Methods:   A retrospective chart review of adult patients seen in the National Institutes of Health Autoinflammatory Disease clinic was completed.  Patients on daily anakinra were assessed for what dose of anakinra provided adequate disease control.  Number and types of adverse events were noted.

Results:  56 patients were identified who were taking at least 100mg daily of anakinra.  26 patients were on 100mg daily.  The daily dose of the remaining 30 patients is detailed in Figure 1.  Comparing patients on 100mg daily with those on higher doses, local site reactions were the most common adverse event in both groups (NS).  Regarding more serious adverse events, in the 100mg group there was 1 patient who developed viral meningitis and one who developed a facial abscess.  In patients on greater than 100mg daily, one patient with a chronic PICC line developed Serratia bacteremia and one patient with PAPA syndrome developed a C. difficile infection after treatment with clindamycin for presumed skin infection.  Inflammation was able to be suppressed in 24/26 patients (92%) and 3/3 patients who underwent organ transplantation secondary to AA amyloidosis (2 kidney and 1 liver) had viable transplants at 7, 9, and 16 years post-transplant on 300, 600, and 200mg anakinra respectively.
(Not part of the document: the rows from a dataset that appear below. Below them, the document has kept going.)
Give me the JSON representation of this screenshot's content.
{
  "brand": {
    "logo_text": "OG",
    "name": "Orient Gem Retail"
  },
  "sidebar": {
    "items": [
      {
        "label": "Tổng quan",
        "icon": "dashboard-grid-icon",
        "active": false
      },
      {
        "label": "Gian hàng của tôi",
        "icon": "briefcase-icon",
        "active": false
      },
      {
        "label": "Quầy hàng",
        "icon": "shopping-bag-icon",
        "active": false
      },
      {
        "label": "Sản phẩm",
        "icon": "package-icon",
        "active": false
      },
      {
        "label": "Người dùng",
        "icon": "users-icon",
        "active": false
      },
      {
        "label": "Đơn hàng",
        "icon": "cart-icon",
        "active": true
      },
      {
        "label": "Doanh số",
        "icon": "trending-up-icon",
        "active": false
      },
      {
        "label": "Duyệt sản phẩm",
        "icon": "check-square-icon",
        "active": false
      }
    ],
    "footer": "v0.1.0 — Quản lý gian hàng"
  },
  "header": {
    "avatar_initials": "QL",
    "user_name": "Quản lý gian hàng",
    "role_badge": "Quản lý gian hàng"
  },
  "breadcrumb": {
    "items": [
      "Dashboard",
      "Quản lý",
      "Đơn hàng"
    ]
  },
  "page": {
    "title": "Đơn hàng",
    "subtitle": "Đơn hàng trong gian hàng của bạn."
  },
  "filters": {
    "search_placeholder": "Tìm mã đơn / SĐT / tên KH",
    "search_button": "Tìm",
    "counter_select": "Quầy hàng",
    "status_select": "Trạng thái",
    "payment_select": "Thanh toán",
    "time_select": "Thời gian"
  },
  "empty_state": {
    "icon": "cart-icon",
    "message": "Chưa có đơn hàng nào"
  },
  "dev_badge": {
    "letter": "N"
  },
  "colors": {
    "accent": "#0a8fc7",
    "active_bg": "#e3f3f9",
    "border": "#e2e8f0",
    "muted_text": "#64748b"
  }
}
Conclusion:   In autoinflammatory disease patients who have inadequate disease suppression on anakinra 100mg daily, an upward titration of anakinra is relatively safe and well-tolerated.  Close physician supervision is needed to try and minimize adverse events.  Local site reactions are the most commonly reported adverse event and the majority of patients have resolution of these reactions within one month of initiating therapy.